FAQs For LLCs, Business Law

  1. Q: Should I form a company or not?

    A: The main advantage of incorporating or forming a limited liability company, (“LLC”) is to protect personal assets such as bank accounts, stocks and bonds, recreational vehicles, and real estate other than homestead. General partnerships do not shield personal assets.

  2. Q: Can a corporation or an LLC consist of one person?

    A: Yes. One person can be a corporation or an LLC. That one person would be the shareholder, board of director, President, Vice-President, Secretary and Treasurer, or member and manager in case of an LLC.

  3. Q: What is an LLC?

    A: The owners of an LLC, called members, get many of the same tax benefits as a partnership and enjoy the limited liability benefits of a corporation.Typically, unless the members choose otherwise, an LLC is taxed almost exactly the same way as partnerships and sole proprietorships. Profits and losses are passed through to the members of the LLC, and there is no income tax at the business level, or double taxation.

    Choosing the LLC can bring you some significant tax disadvantages, however. For example, the profits you receive from the LLC most likely will be subject to self-employment taxes to cover the Social Security and Medicare taxes. Like a corporation, the members of an LLC are generally shielded from personal liability for the LLC’s debts and obligations.

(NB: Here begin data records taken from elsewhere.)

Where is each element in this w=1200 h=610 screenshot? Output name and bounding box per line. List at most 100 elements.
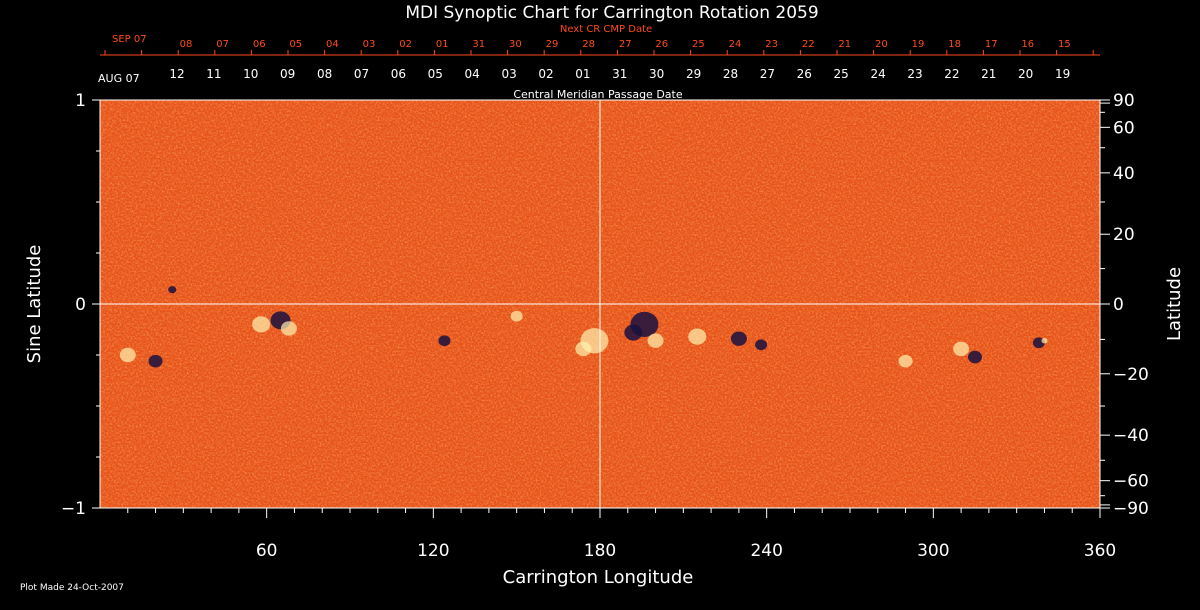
cmp-label: 04 bbox=[465, 67, 480, 81]
next-cr-label: 07 bbox=[216, 39, 229, 50]
next-cr-label: 25 bbox=[692, 39, 705, 50]
y-axis-left-title: Sine Latitude bbox=[24, 245, 45, 364]
next-cr-label: 16 bbox=[1021, 39, 1034, 50]
next-cr-label: 22 bbox=[802, 39, 815, 50]
x-tick-label: 120 bbox=[417, 541, 449, 561]
cmp-label: 12 bbox=[169, 67, 184, 81]
positive-flux-region bbox=[575, 341, 592, 357]
y-right-tick-label: 40 bbox=[1113, 164, 1135, 184]
cmp-label: 29 bbox=[686, 67, 701, 81]
next-cr-label: 31 bbox=[472, 39, 485, 50]
negative-flux-region bbox=[148, 354, 163, 368]
y-left-tick-label: 1 bbox=[75, 91, 86, 111]
x-tick-label: 60 bbox=[256, 541, 278, 561]
next-cr-label: 20 bbox=[875, 39, 888, 50]
y-right-tick-label: 60 bbox=[1113, 118, 1135, 138]
positive-flux-region bbox=[688, 328, 707, 345]
next-cr-label: 03 bbox=[363, 39, 376, 50]
next-cr-label: 05 bbox=[289, 39, 302, 50]
y-axis-right: 90 60 40 20 0 −20 −40 −60 −90 bbox=[1100, 91, 1149, 519]
positive-flux-region bbox=[1041, 338, 1048, 344]
positive-flux-region bbox=[953, 341, 970, 357]
next-cr-label: 21 bbox=[838, 39, 851, 50]
chart-title: MDI Synoptic Chart for Carrington Rotati… bbox=[405, 3, 818, 23]
positive-flux-region bbox=[252, 316, 271, 333]
next-cr-label: 29 bbox=[546, 39, 559, 50]
y-axis-right-title: Latitude bbox=[1164, 267, 1185, 341]
y-right-tick-label: −90 bbox=[1113, 499, 1149, 519]
cmp-label: 19 bbox=[1055, 67, 1070, 81]
cmp-label: 31 bbox=[612, 67, 627, 81]
plot-made-label: Plot Made 24-Oct-2007 bbox=[20, 583, 124, 593]
negative-flux-region bbox=[755, 339, 768, 351]
cmp-label: 08 bbox=[317, 67, 332, 81]
cmp-labels: 12 11 10 09 08 07 06 05 04 03 02 01 31 30 29 28 27 26 25 24… bbox=[169, 67, 1070, 81]
next-cr-label: 23 bbox=[765, 39, 778, 50]
next-cr-label: 15 bbox=[1058, 39, 1071, 50]
negative-flux-region bbox=[624, 324, 643, 341]
next-cr-label: 28 bbox=[582, 39, 595, 50]
cmp-label: 24 bbox=[870, 67, 885, 81]
next-cr-label: 06 bbox=[253, 39, 266, 50]
cmp-label: 09 bbox=[280, 67, 295, 81]
cmp-label: 03 bbox=[501, 67, 516, 81]
cmp-label: 06 bbox=[391, 67, 406, 81]
y-right-tick-label: −60 bbox=[1113, 472, 1149, 492]
x-tick-label: 300 bbox=[917, 541, 949, 561]
positive-flux-region bbox=[898, 354, 913, 368]
y-left-tick-label: −1 bbox=[61, 499, 86, 519]
next-cr-labels: 08 07 06 05 04 03 02 01 31 30 29 28 27 26 25 24 23 22 21 20… bbox=[180, 39, 1071, 50]
next-cr-axis-title: Next CR CMP Date bbox=[560, 24, 652, 35]
next-cr-axis: Next CR CMP Date SEP 07 08 07 06 05 04 03 02 01… bbox=[100, 24, 1100, 56]
positive-flux-region bbox=[647, 333, 664, 348]
positive-flux-region bbox=[280, 321, 297, 336]
cmp-label: 02 bbox=[538, 67, 553, 81]
x-tick-label: 240 bbox=[750, 541, 782, 561]
x-axis-title: Carrington Longitude bbox=[503, 567, 694, 588]
x-tick-label: 360 bbox=[1084, 541, 1116, 561]
negative-flux-region bbox=[968, 350, 982, 364]
next-cr-label: 01 bbox=[436, 39, 449, 50]
x-tick-label: 180 bbox=[584, 541, 616, 561]
y-left-tick-label: 0 bbox=[75, 295, 86, 315]
y-right-tick-label: −20 bbox=[1113, 365, 1149, 385]
next-cr-label: 27 bbox=[619, 39, 632, 50]
y-right-tick-label: 20 bbox=[1113, 225, 1135, 245]
positive-flux-region bbox=[119, 347, 136, 363]
cmp-axis-title: Central Meridian Passage Date bbox=[513, 88, 682, 101]
cmp-label: 11 bbox=[206, 67, 221, 81]
cmp-label: 27 bbox=[760, 67, 775, 81]
next-cr-label: 02 bbox=[399, 39, 412, 50]
cmp-label: 25 bbox=[834, 67, 849, 81]
cmp-label: 10 bbox=[243, 67, 258, 81]
y-right-tick-label: 90 bbox=[1113, 91, 1135, 111]
next-cr-ticks bbox=[104, 50, 1094, 55]
cmp-label: 26 bbox=[797, 67, 812, 81]
next-cr-label: 24 bbox=[729, 39, 742, 50]
next-cr-label: 26 bbox=[655, 39, 668, 50]
next-cr-label: 04 bbox=[326, 39, 339, 50]
cmp-label: 01 bbox=[575, 67, 590, 81]
cmp-label: 30 bbox=[649, 67, 664, 81]
x-axis: 60 120 180 240 300 360 bbox=[127, 508, 1116, 561]
negative-flux-region bbox=[168, 286, 177, 294]
next-cr-label: 30 bbox=[509, 39, 522, 50]
next-cr-label: 19 bbox=[912, 39, 925, 50]
negative-flux-region bbox=[730, 331, 747, 346]
cmp-label: 22 bbox=[944, 67, 959, 81]
cmp-axis: AUG 07 12 11 10 09 08 07 06 05 04 03 02 01 31 30 29 28 2… bbox=[98, 67, 1070, 101]
y-axis-left: 1 0 −1 bbox=[61, 91, 100, 519]
negative-flux-region bbox=[438, 335, 451, 347]
cmp-label: 28 bbox=[723, 67, 738, 81]
cmp-label: 23 bbox=[907, 67, 922, 81]
cmp-axis-start-label: AUG 07 bbox=[98, 72, 140, 85]
cmp-label: 20 bbox=[1018, 67, 1033, 81]
next-cr-label: 08 bbox=[180, 39, 193, 50]
next-cr-label: 18 bbox=[948, 39, 961, 50]
positive-flux-region bbox=[510, 310, 523, 322]
cmp-label: 05 bbox=[428, 67, 443, 81]
y-right-tick-label: 0 bbox=[1113, 295, 1124, 315]
next-cr-start-label: SEP 07 bbox=[112, 34, 147, 45]
cmp-label: 07 bbox=[354, 67, 369, 81]
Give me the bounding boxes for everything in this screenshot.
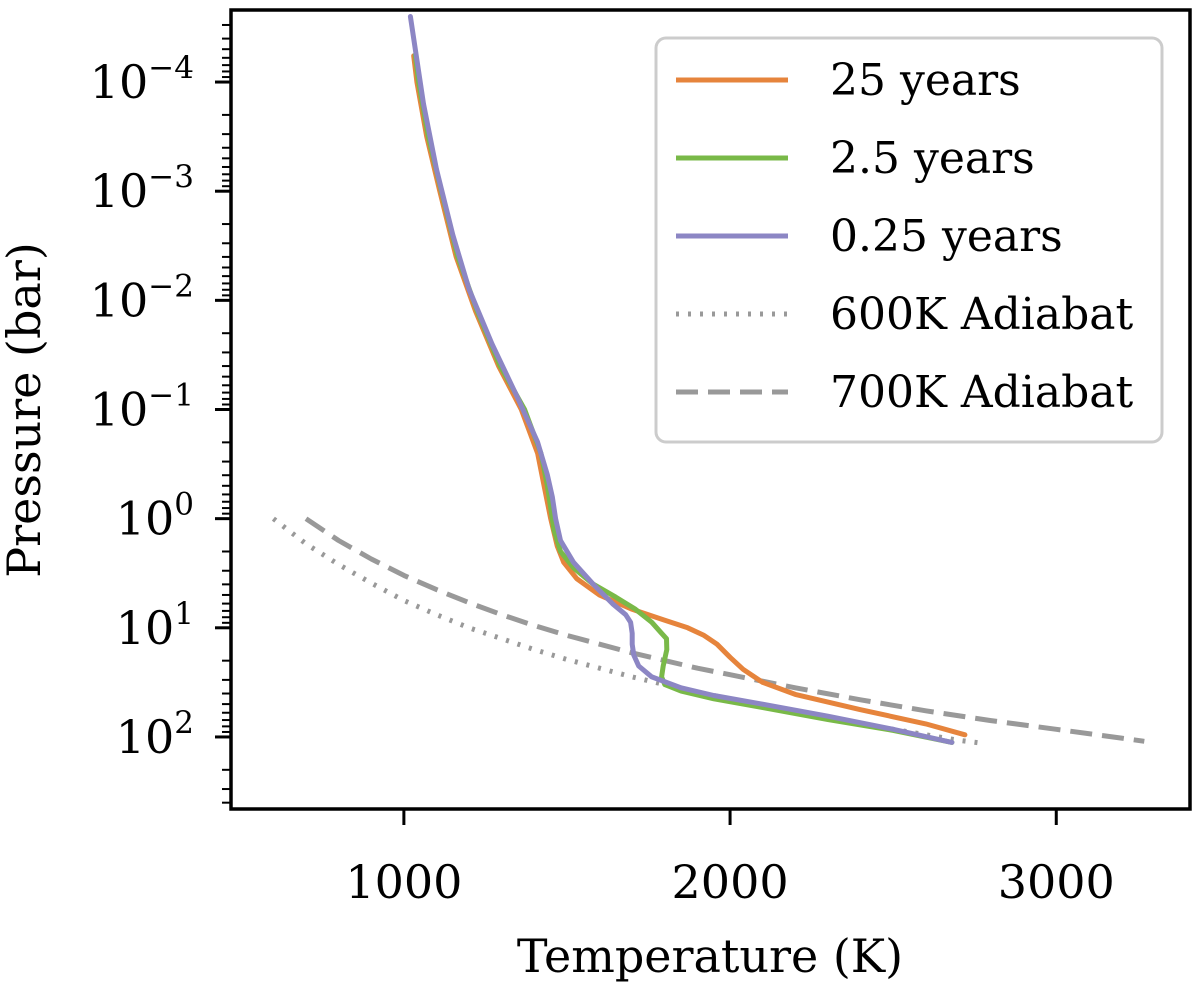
y-tick-label: 101 (116, 596, 194, 655)
legend-label: 25 years (830, 55, 1021, 106)
y-tick-label: 100 (116, 487, 194, 546)
axis-ticks (215, 80, 1058, 825)
legend-label: 600K Adiabat (830, 289, 1133, 340)
y-tick-label: 10−3 (90, 159, 194, 218)
plot-frame (229, 8, 1192, 811)
x-tick-label: 1000 (345, 855, 462, 909)
x-axis-label: Temperature (K) (517, 929, 903, 983)
y-tick-label: 102 (116, 705, 194, 764)
y-tick-label: 10−1 (90, 378, 194, 437)
legend-box (654, 36, 1164, 444)
x-tick-label: 3000 (998, 855, 1115, 909)
legend-label: 700K Adiabat (830, 367, 1133, 418)
legend: 25 years 2.5 years 0.25 years 600K Adiabat 7… (654, 36, 1164, 444)
y-tick-label: 10−2 (90, 268, 194, 327)
y-axis-label: Pressure (bar) (0, 242, 51, 578)
legend-label: 2.5 years (830, 133, 1035, 184)
legend-entries: 25 years 2.5 years 0.25 years 600K Adiabat 7… (676, 55, 1133, 418)
series-layer (271, 14, 1145, 746)
y-tick-label: 10−4 (90, 50, 194, 109)
series-line-0-25-years (407, 14, 955, 745)
x-tick-label: 2000 (672, 855, 789, 909)
legend-label: 0.25 years (830, 211, 1063, 262)
tick-labels: 10−4 10−3 10−2 10−1 100 101 102 1000 2000 3000 (90, 50, 1115, 909)
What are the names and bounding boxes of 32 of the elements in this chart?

  4. Q:What is an S-Corporation?

    A: You have heard the word “corporation” for years, and the first thing that probably comes to mind is a huge business with hundreds of employees that sells goods and services all over the country or the world. True, there are many such corporations. But, your business doesn’t have to be huge in order for you to form a corporation. In fact, one type of corporation, called an “S- corporation” or “S-corp,” is a common form used for new small businesses and can be one person.

    An S-corp is basically the same thing as a C-corp except that the S-corp has elected a special federal tax status, namely, S-corporation tax status. The election is made by filing Form 2553 with the Internal Revenue Service (IRS). So, what exactly does S-corp status mean? It means that the corporation will be treated like a partnership, limited liability company (LLC) or sole proprietorship for tax purposes: business profits and losses “pass through” the corporation directly to the owners or shareholders, who in turn report the profits and losses on their individual tax returns.

    A regular C-corporation is taxed much differently; in fact, there’s “double taxation.” A C-corp must pay taxes on the corporation’s profits, and then the shareholders or owners have to pay taxes on money they receive from the C-corp, such as salaries or stock dividends. Perhaps the biggest advantage of choosing a corporate form for your small business is the “limited liability” you’ll have. Just like any other corporation, an S-corp will shield you from personal liability for the corporation’s debts and obligations.

  5. Q: What are the disadvantages of an LLC or a Corporation?

    A: The maintenance and formality of an LLC or corporation is somewhat inconvenient compared to a sole practitioner. Further, a separate tax return will have to be prepared for the LLC or corporation in addition to the personal tax return, therefore a CPA is usually necessary.

  6. Q: Are profits split according to the percentage ownership in the LLC or corporation?

    A: Not necessarily, this is a common misnomer. Profits do not have to be split in the percentage of ownership. The board of directors can decide to pay out profits in the form of bonuses to the officers rather than to the owners. Further, the board of directors can pay investors a percentage of profits on a per project basis or other arbitrary agreed upon criteria.

  7. Q: Should I be a minority shareholder in my friends company?

    A: If you are, you should require that you also be a member of the board of directors or a manager in an LLC; otherwise, your investment can be at risk. An owner cannot demand any return on its investment because the majority shareholder or member who is also likely the President, can take the profits out of the company as bonuses.

  8. Q: What is the experience of the Law Firm of Joanne M. Badeaux, P.C.?

    A: For over 25 years the law firm of Badeaux and Associates has been involved in structuring, negotiating and preparing documents for incorporating, forming LLC’s, succession planning, employment contracts, buy/sell agreements, non-disclosure and non-compete agreements, franchise reviews, and NASA subcontracts for hundreds of transactions.